We may deny your request if you ask us to amend information that:

We did not create, unless the person or entity that created the information is no longer available to make the amendment.

Is not part of the health information that we keep.

You would not be permitted to inspect and copy.

Is accurate and complete.

  • Right to Get a List of Whom We Have Shared Information With: You may ask us for a list (accounting) of times we have shared Your Health Information for the six years prior to the date you ask, who we shared it with, and why. We will include all the disclosures except for those about treatment, payment, health care operations, and certain other disclosures (such as any you asked us to make). Your first accounting is free, but we may charge you a reasonable cost-based fee if you ask for another within 12 months.
  • Right to Ask for Limits on Information We Use and Share: You may ask us to limit the way we use or share Your Health Information in certain situations. Most of the time, we are not required to agree to a request, and we may say “no” if it would affect your care.  If you pay for a health care service or item in full out-of-pocket, then we will agree to restrict disclosures to a health plan for payment or health care operations. We will honor your limits unless there is an emergency or unless a law requires us to share that information.
  • Right to Ask for Different Communications: You may ask us to communicate with you about medical matters a certain way or at a certain location. For example, you may ask that we only contact you at work or by mail. We will not ask you the reason for your request. We will try to accommodate all reasonable requests. Your request must be in writing and specify how or where you wish to be contacted.
  • Right to Receive this Notice: We are providing you with the right to receive a copy of this Notice. We will continue to post this Notice on our website while it still applies and you may request a copy..  You may ask us to give you a copy of this Notice at any time.
  • Right to Have Someone Act for You: You have the right to have a personal representative make decisions about Your Health Information, such as by giving someone a health care power of attorney. We will make sure the person has this authority and can act for you before we take any action.


We reserve the right to change this Notice anytime. We can have the new Notice apply to all Your Health Information we have about you as well as any health information we create or receive in the future. We will post the current Notice on our website. The new Notice will have a revision date in the top right hand corner.

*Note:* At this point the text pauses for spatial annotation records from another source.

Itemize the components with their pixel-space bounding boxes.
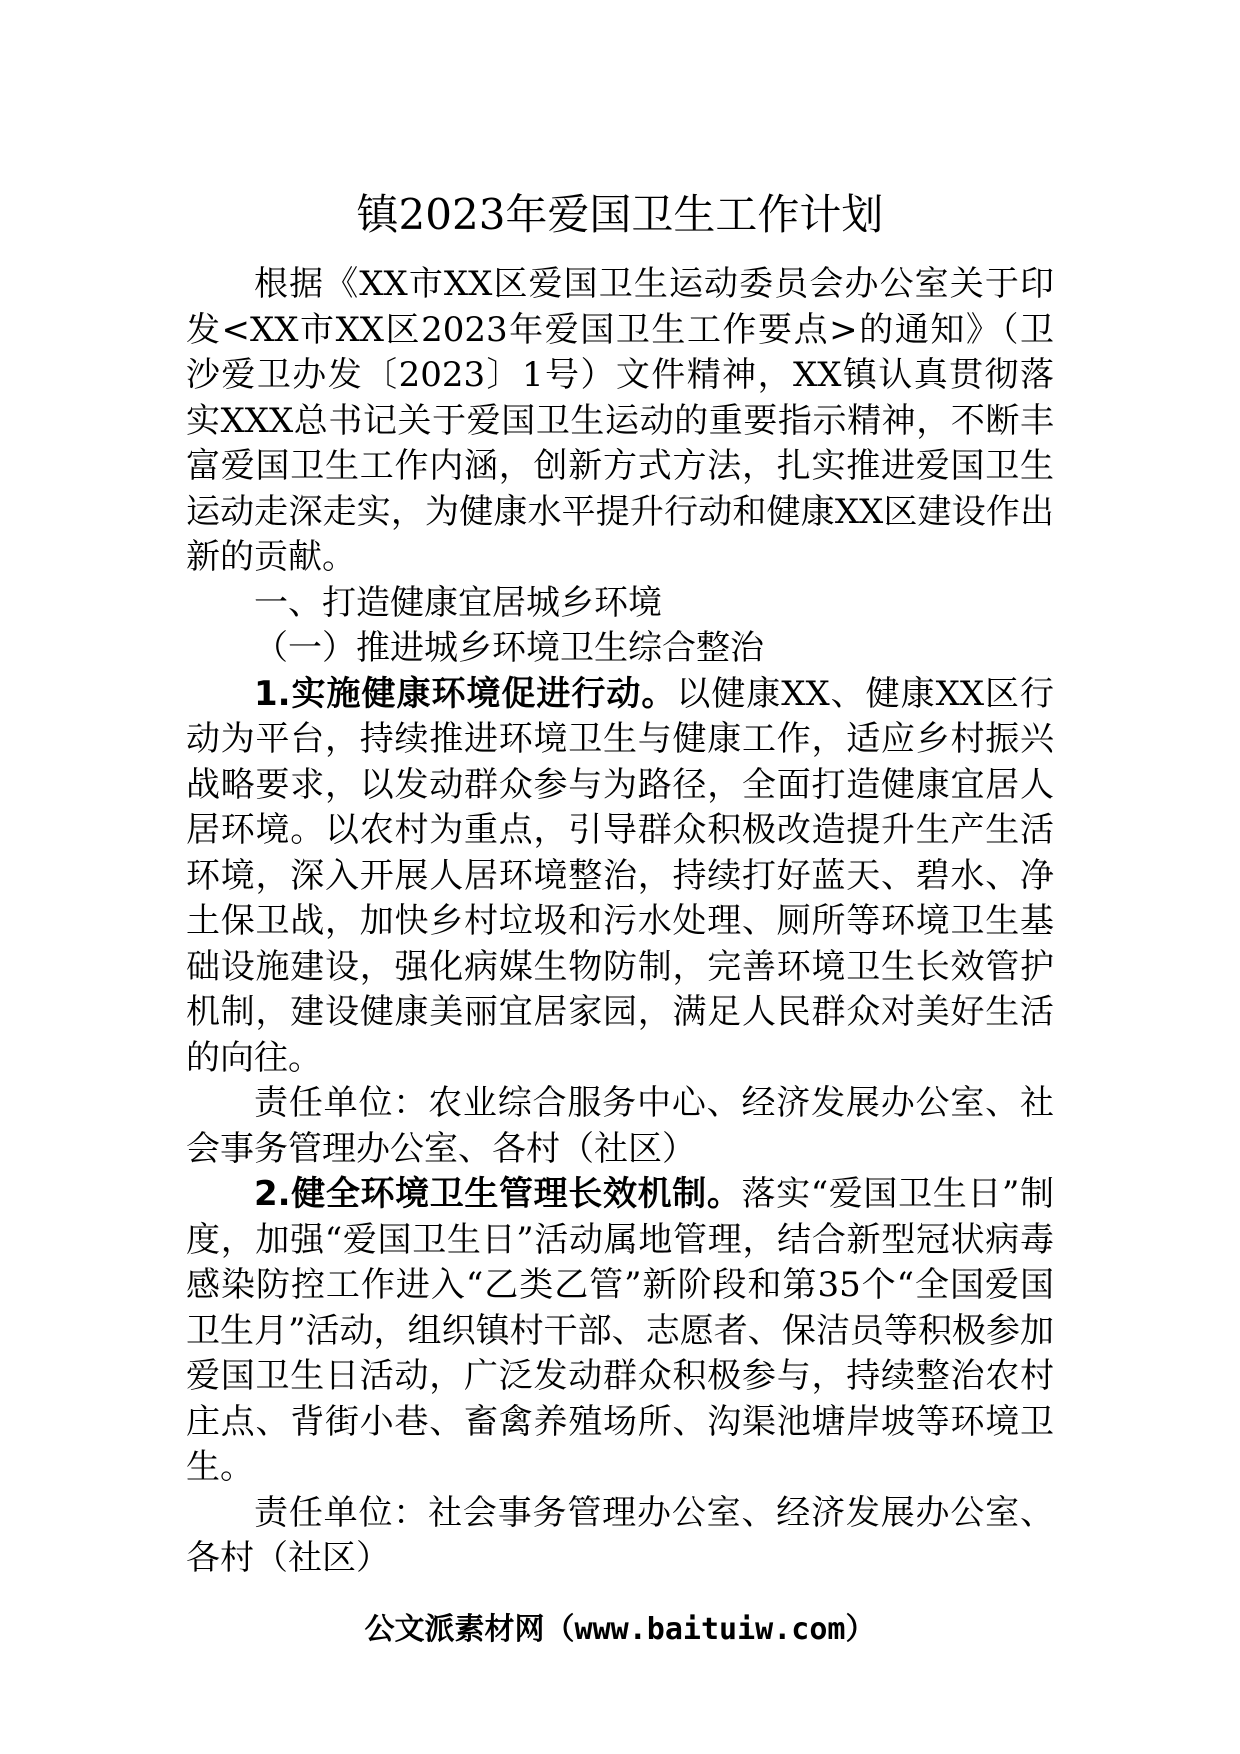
- document-body: [186, 262, 1054, 1582]
- item-1-paragraph: [186, 672, 1054, 1082]
- page-footer: [0, 1610, 1240, 1650]
- item-1-text: 以健康XX、健康XX区行动为平台，持续推进环境卫生与健康工作，适应乡村振兴战略要求，以发动群众参与为路径，全面打造健康宜居人居环境。以农村为重点，引导群众积极改造提升生产生活环境，深入开展人居环境整治，持续打好蓝天、碧水、净土保卫战，加快乡村垃圾和污水处理、厕所等环境卫生基础设施建设，强化病媒生物防制，完善环境卫生长效管护机制，建设健康美丽宜居家园，满足人民群众对美好生活的向往。: [186, 673, 1054, 1078]
- item-2-paragraph: [186, 1172, 1054, 1491]
- document-title: 镇2023年爱国卫生工作计划: [356, 190, 884, 239]
- intro-paragraph: 根据《XX市XX区爱国卫生运动委员会办公室关于印发<XX市XX区2023年爱国卫生工作要点>的通知》（卫沙爱卫办发〔2023〕1号）文件精神，XX镇认真贯彻落实XXX总书记关于爱国卫生运动的重要指示精神，不断丰富爱国卫生工作内涵，创新方式方法，扎实推进爱国卫生运动走深走实，为健康水平提升行动和健康XX区建设作出新的贡献。: [186, 264, 1054, 577]
- item-1-responsible: 责任单位：农业综合服务中心、经济发展办公室、社会事务管理办公室、各村（社区）: [186, 1083, 1054, 1169]
- item-2-lead: 2.健全环境卫生管理长效机制。: [254, 1174, 742, 1214]
- footer-site-name: 公文派素材网: [364, 1612, 545, 1647]
- item-2-responsible: 责任单位：社会事务管理办公室、经济发展办公室、各村（社区）: [186, 1492, 1054, 1578]
- footer-url: （www.baituiw.com）: [544, 1612, 876, 1647]
- item-2-text: 落实“爱国卫生日”制度，加强“爱国卫生日”活动属地管理，结合新型冠状病毒感染防控工作进入“乙类乙管”新阶段和第35个“全国爱国卫生月”活动，组织镇村干部、志愿者、保洁员等积极参加爱国卫生日活动，广泛发动群众积极参与，持续整治农村庄点、背街小巷、畜禽养殖场所、沟渠池塘岸坡等环境卫生。: [186, 1174, 1054, 1487]
- item-1-lead: 1.实施健康环境促进行动。: [254, 673, 677, 714]
- subsection-heading: （一）推进城乡环境卫生综合整治: [254, 628, 764, 668]
- section-heading: 一、打造健康宜居城乡环境: [254, 582, 662, 623]
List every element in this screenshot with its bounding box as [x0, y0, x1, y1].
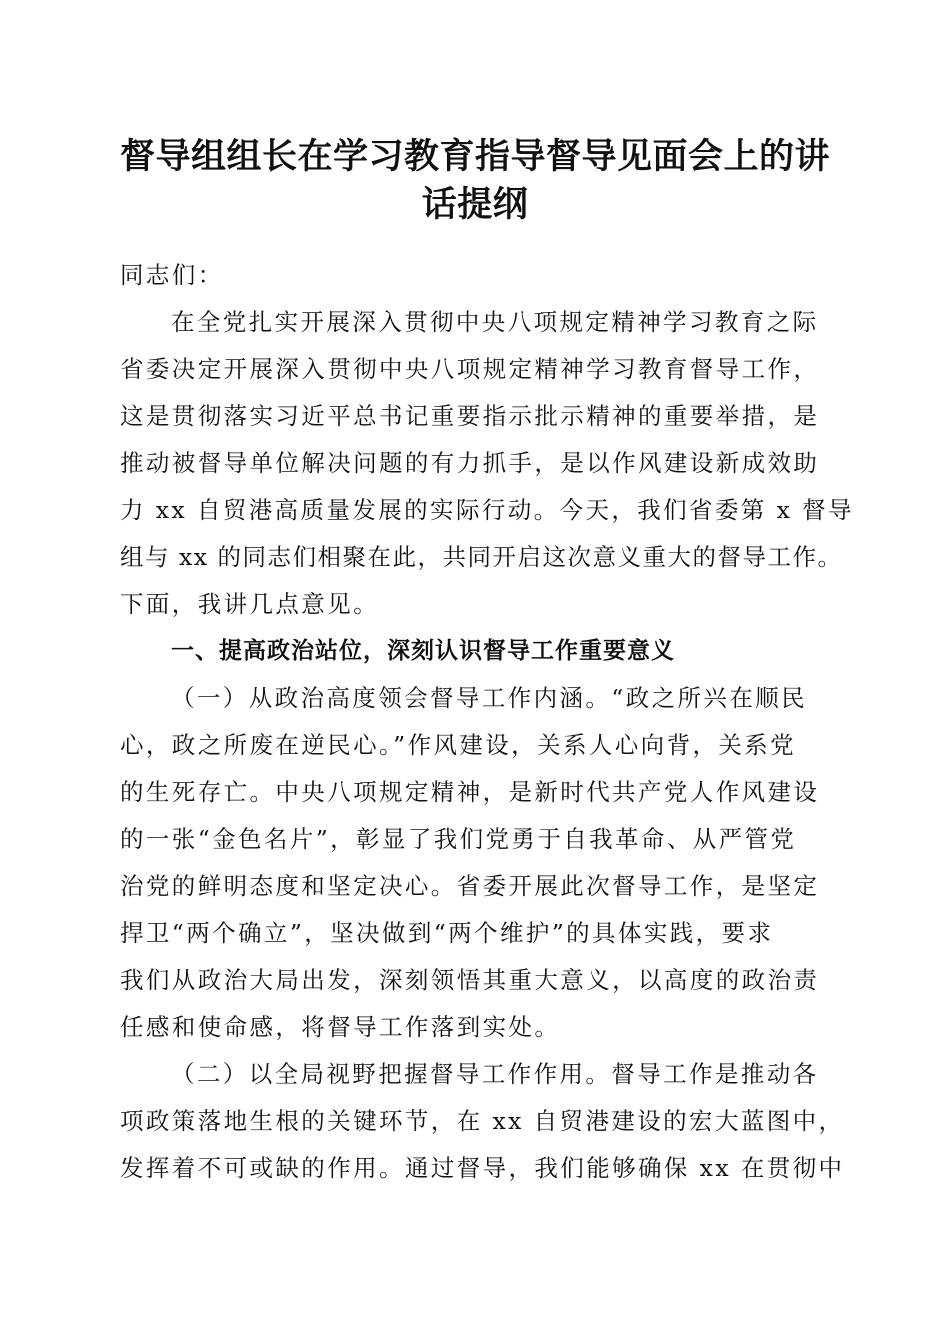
paragraph-line: 我们从政治大局出发，深刻领悟其重大意义，以高度的政治责	[120, 966, 820, 994]
paragraph-line: 推动被督导单位解决问题的有力抓手，是以作风建设新成效助	[120, 449, 820, 477]
paragraph-line: 组与 xx 的同志们相聚在此，共同开启这次意义重大的督导工作。	[120, 543, 843, 571]
paragraph-line: 治党的鲜明态度和坚定决心。省委开展此次督导工作，是坚定	[120, 872, 820, 900]
paragraph-line: 捍卫“两个确立”，坚决做到“两个维护”的具体实践，要求	[120, 919, 774, 947]
document-body	[120, 252, 854, 1192]
title-line-2: 话提纲	[421, 184, 529, 225]
paragraph-line: 发挥着不可或缺的作用。通过督导，我们能够确保 xx 在贯彻中	[120, 1154, 845, 1182]
paragraph-line: （二）以全局视野把握督导工作作用。督导工作是推动各	[171, 1060, 819, 1088]
paragraph-line: 项政策落地生根的关键环节，在 xx 自贸港建设的宏大蓝图中，	[120, 1107, 845, 1135]
paragraph-line: 力 xx 自贸港高质量发展的实际行动。今天，我们省委第 x 督导	[120, 496, 854, 524]
salutation: 同志们：	[120, 261, 224, 289]
paragraph-line: 的生死存亡。中央八项规定精神，是新时代共产党人作风建设	[120, 778, 820, 806]
paragraph-line: 心，政之所废在逆民心。”作风建设，关系人心向背，关系党	[120, 731, 797, 759]
section-heading: 一、提高政治站位，深刻认识督导工作重要意义	[171, 638, 675, 664]
paragraph-line: （一）从政治高度领会督导工作内涵。“政之所兴在顺民	[171, 684, 808, 712]
paragraph-line: 任感和使命感，将督导工作落到实处。	[120, 1013, 561, 1041]
document-title	[100, 133, 850, 229]
paragraph-line: 在全党扎实开展深入贯彻中央八项规定精神学习教育之际	[171, 308, 819, 336]
title-line-1: 督导组组长在学习教育指导督导见面会上的讲	[119, 136, 830, 177]
paragraph-line: 的一张“金色名片”，彰显了我们党勇于自我革命、从严管党	[120, 825, 797, 853]
paragraph-line: 下面，我讲几点意见。	[120, 590, 379, 618]
paragraph-line: 省委决定开展深入贯彻中央八项规定精神学习教育督导工作，	[120, 355, 820, 383]
paragraph-line: 这是贯彻落实习近平总书记重要指示批示精神的重要举措，是	[120, 402, 820, 430]
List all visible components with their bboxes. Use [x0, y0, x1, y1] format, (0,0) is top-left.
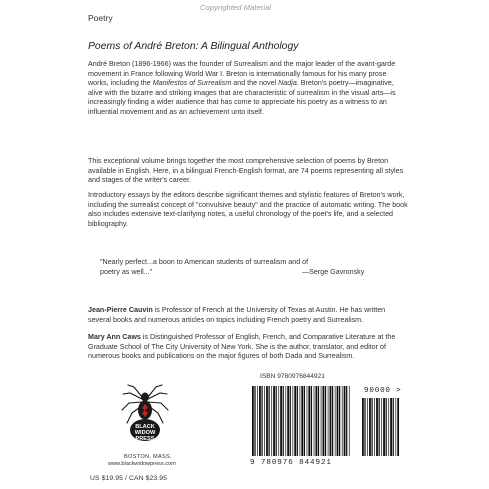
- barcode-bar: [364, 398, 365, 456]
- barcode-bar: [257, 386, 258, 456]
- barcode-bar: [337, 386, 339, 456]
- copyright-watermark: Copyrighted Material: [200, 3, 272, 12]
- barcode-bar: [379, 398, 380, 456]
- barcode-bar: [383, 398, 385, 456]
- barcode-bar: [264, 386, 265, 456]
- barcode-bar: [266, 386, 268, 456]
- barcode-bar: [276, 386, 277, 456]
- barcode-bar: [335, 386, 336, 456]
- barcode-bar: [328, 386, 329, 456]
- barcode-bar: [321, 386, 322, 456]
- svg-text:PRESS: PRESS: [135, 436, 155, 442]
- book-price: US $19.95 / CAN $23.95: [90, 475, 168, 482]
- barcode-bar: [376, 398, 378, 456]
- barcode-bar: [393, 398, 394, 456]
- editor-bio-caws-text: is Distinguished Professor of English, French, and Comparative Literature at the Graduate School of The City University of New York. She is the author, translator, and editor of numerous books and publications on the major figures of both Dada and Surrealism.: [88, 333, 396, 361]
- barcode-bar: [374, 398, 375, 456]
- isbn-label: ISBN 9780976844921: [260, 373, 325, 380]
- barcode-bar: [346, 386, 347, 456]
- barcode-bar: [304, 386, 305, 456]
- barcode-bar: [362, 398, 364, 456]
- barcode-bar: [290, 386, 291, 456]
- barcode-bar: [297, 386, 298, 456]
- category-label: Poetry: [88, 13, 113, 23]
- barcode-bar: [307, 386, 308, 456]
- barcode-bar: [332, 386, 333, 456]
- publisher-city: BOSTON, MASS.: [124, 454, 172, 460]
- editor-bio-caws: [88, 333, 408, 362]
- barcode-bar: [314, 386, 315, 456]
- quote-line-2: poetry as well...": [100, 267, 153, 276]
- barcode-bar: [339, 386, 340, 456]
- black-widow-press-logo: [120, 383, 170, 461]
- barcode-bar: [342, 386, 343, 456]
- p1-text-c: . Breton's poetry—imaginative, alive with the bizarre and striking images that are characteristic of surrealism in the visual arts—is increasingly finding a wider audience that has come to appreciate his poetry as a witness to an influential movement and as an achievement unto itself.: [88, 79, 396, 116]
- svg-text:WIDOW: WIDOW: [134, 430, 156, 436]
- barcode-bar: [395, 398, 396, 456]
- book-title: Poems of André Breton: A Bilingual Anthology: [88, 41, 299, 52]
- description-paragraph-3: Introductory essays by the editors describe significant themes and stylistic features of Breton's work, including the surrealist concept of "convulsive beauty" and the practice of automatic writing. The book also includes extensive text-clarifying notes, a useful chronology of the poet's life, and a selected bibliography.: [88, 191, 408, 228]
- barcode-bar: [293, 386, 294, 456]
- barcode-bar: [397, 398, 399, 456]
- barcode-bar: [318, 386, 319, 456]
- barcode-bar: [294, 386, 296, 456]
- barcode-bar: [283, 386, 284, 456]
- svg-text:BLACK: BLACK: [135, 424, 155, 430]
- barcode-bar: [252, 386, 254, 456]
- barcode-bar: [311, 386, 312, 456]
- publisher-website[interactable]: www.blackwidowpress.com: [108, 461, 176, 467]
- barcode-bar: [330, 386, 332, 456]
- barcode-bar: [381, 398, 382, 456]
- barcode-bar: [285, 386, 286, 456]
- barcode-bar: [371, 398, 372, 456]
- quote-line-1: "Nearly perfect...a boon to American students of surrealism and of: [100, 258, 309, 266]
- barcode-bar: [271, 386, 272, 456]
- barcode-bar: [301, 386, 303, 456]
- description-paragraph-2: This exceptional volume brings together the most comprehensive selection of poems by Breton available in English. Here, in a bilingual French-English format, are 74 poems representing all styles and stages of the writer's career.: [88, 157, 404, 185]
- p1-text-a: André Breton (1896-1966) was the founder of Surrealism and the major leader of the avant-garde movement in France following World War I. Breton is internationally famous for his many prose works, including the: [88, 60, 396, 88]
- barcode-bar: [278, 386, 279, 456]
- barcode-bar: [386, 398, 387, 456]
- barcode-bar: [280, 386, 282, 456]
- editor-name-caws: Mary Ann Caws: [88, 333, 141, 341]
- barcode-bar: [273, 386, 275, 456]
- editor-bio-cauvin-text: is Professor of French at the University of Texas at Austin. He has written several books and numerous articles on topics including French poetry and Surrealism.: [88, 306, 386, 324]
- barcode-bar: [308, 386, 310, 456]
- barcode-bar: [390, 398, 392, 456]
- p1-emph-nadja: Nadja: [278, 79, 297, 88]
- quote-attribution: —Serge Gavronsky: [302, 267, 365, 276]
- barcode-bar: [388, 398, 389, 456]
- barcode-bar: [349, 386, 350, 456]
- barcode-bar: [287, 386, 289, 456]
- barcode-price-code: 90000 >: [364, 387, 402, 395]
- p1-emph-manifestos: Manifestos of Surrealism: [152, 79, 232, 88]
- barcode-bar: [325, 386, 326, 456]
- editor-name-cauvin: Jean-Pierre Cauvin: [88, 306, 153, 314]
- p1-text-b: and the novel: [231, 79, 279, 88]
- barcode-bar: [344, 386, 346, 456]
- barcode-bar: [315, 386, 317, 456]
- barcode-ean-digits: 9 780976 844921: [250, 459, 332, 467]
- barcode-bar: [254, 386, 255, 456]
- barcode-bar: [367, 398, 368, 456]
- barcode-bar: [261, 386, 262, 456]
- description-paragraph-1: [88, 60, 408, 118]
- barcode-bar: [300, 386, 301, 456]
- barcode-bar: [269, 386, 270, 456]
- barcode-bar: [369, 398, 371, 456]
- barcode-bar: [323, 386, 325, 456]
- barcode-bar: [259, 386, 261, 456]
- editor-bio-cauvin: [88, 306, 408, 325]
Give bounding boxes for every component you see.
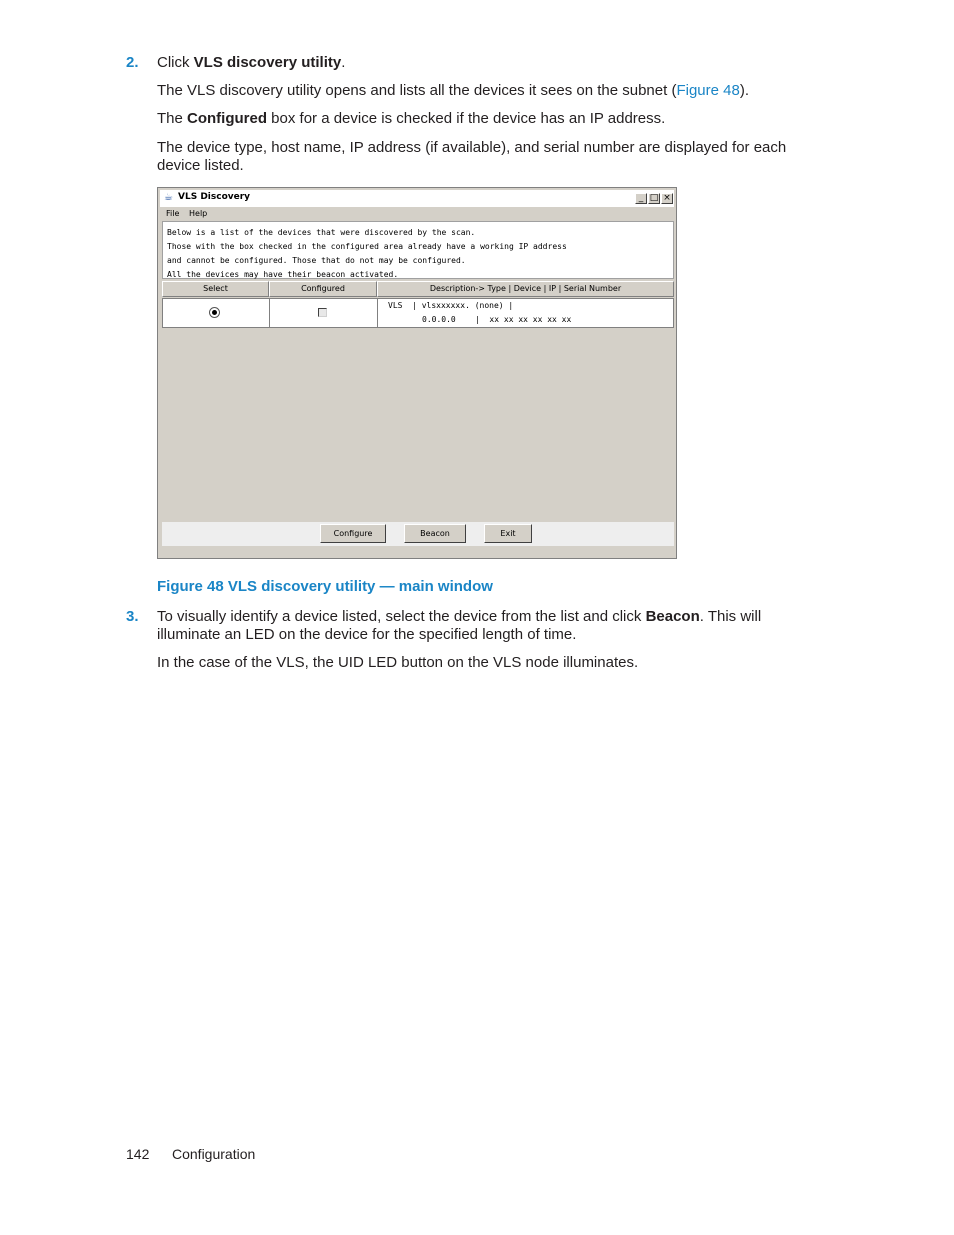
column-header-description[interactable]: Description-> Type | Device | IP | Serial Number — [377, 281, 674, 297]
step-3-after: . This will — [699, 608, 762, 625]
description-line-1: VLS | vlsxxxxxx. (none) | — [388, 301, 514, 310]
exit-button[interactable]: Exit — [484, 524, 532, 543]
p1-before: The VLS discovery utility opens and lists all the devices it sees on the subnet ( — [157, 82, 677, 99]
p3-line1: The device type, host name, IP address (if available), and serial number are displayed for each — [157, 139, 787, 156]
configure-button[interactable]: Configure — [320, 524, 386, 543]
p2-bold: Configured — [187, 110, 268, 127]
info-line: All the devices may have their beacon activated. — [167, 270, 399, 279]
java-cup-icon: ☕ — [164, 192, 173, 203]
beacon-button[interactable]: Beacon — [404, 524, 466, 543]
page-number: 142 — [126, 1146, 150, 1162]
step-2-bold: VLS discovery utility — [193, 54, 342, 71]
title-bar[interactable] — [160, 190, 674, 207]
step-3-before: To visually identify a device listed, select the device from the list and click — [157, 608, 646, 625]
step-2-text — [157, 54, 345, 72]
vls-discovery-window — [157, 187, 677, 559]
device-list-empty-area — [162, 329, 674, 522]
step-3-line2: illuminate an LED on the device for the specified length of time. — [157, 626, 577, 643]
window-title: VLS Discovery — [178, 192, 251, 202]
p3-line2: device listed. — [157, 157, 244, 174]
figure-48-link[interactable]: Figure 48 — [676, 82, 740, 99]
step-number-3: 3. — [126, 608, 139, 625]
configured-checkbox[interactable] — [318, 308, 327, 317]
paragraph-configured-box — [157, 110, 665, 128]
p1-after: ). — [739, 82, 749, 99]
step-2-lead: Click — [157, 54, 194, 71]
footer-section: Configuration — [172, 1146, 256, 1162]
p2-before: The — [157, 110, 188, 127]
paragraph-device-info — [157, 139, 786, 175]
close-button[interactable]: × — [661, 193, 673, 204]
step-3-bold: Beacon — [645, 608, 700, 625]
step-number-2: 2. — [126, 54, 139, 71]
info-line: and cannot be configured. Those that do not may be configured. — [167, 256, 466, 265]
step-2-trail: . — [341, 54, 346, 71]
step-3-text — [157, 608, 761, 644]
maximize-button[interactable]: □ — [649, 193, 659, 203]
column-header-select[interactable]: Select — [162, 281, 269, 297]
info-line: Below is a list of the devices that were discovered by the scan. — [167, 228, 476, 237]
table-row-configured-cell — [269, 298, 378, 328]
description-line-2: 0.0.0.0 | xx xx xx xx xx xx — [422, 315, 572, 324]
figure-caption: Figure 48 VLS discovery utility — main window — [157, 578, 493, 595]
p2-after: box for a device is checked if the device has an IP address. — [267, 110, 666, 127]
menu-help[interactable]: Help — [189, 209, 208, 218]
info-line: Those with the box checked in the configured area already have a working IP address — [167, 242, 567, 251]
paragraph-discovery-opens — [157, 82, 749, 100]
radio-dot-icon — [212, 310, 217, 315]
minimize-button[interactable]: _ — [635, 193, 647, 204]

  • If you believe your rights have been violated, you may file a complaint with our Chief Compliance Officer at the contact information provided above.
  • You can also file a complaint with the U.S. Department of Health and Human Services Office for Civil Rights by sending a letter to 200 Independence Avenue, S.W., Washington, D.C. 20201, calling 1-877-696-6775, or visiting www.hhs.gov/ocr/privacy/hipaa/complaints/.
  • We will not retaliate against you for filing a complaint.


  • We are required by law to: maintain the privacy and security of Your Health Information.
  • We will let you know promptly if a breach occurs that may have compromised the privacy or security of your information.
  • We must follow the duties and privacy practices described in this notice and give you a copy of it.
  • We will not use or share your information other than as described here unless you tell us we can in writing. If you tell us we can, you may change your mind at any time. Let us know in writing if you change your mind.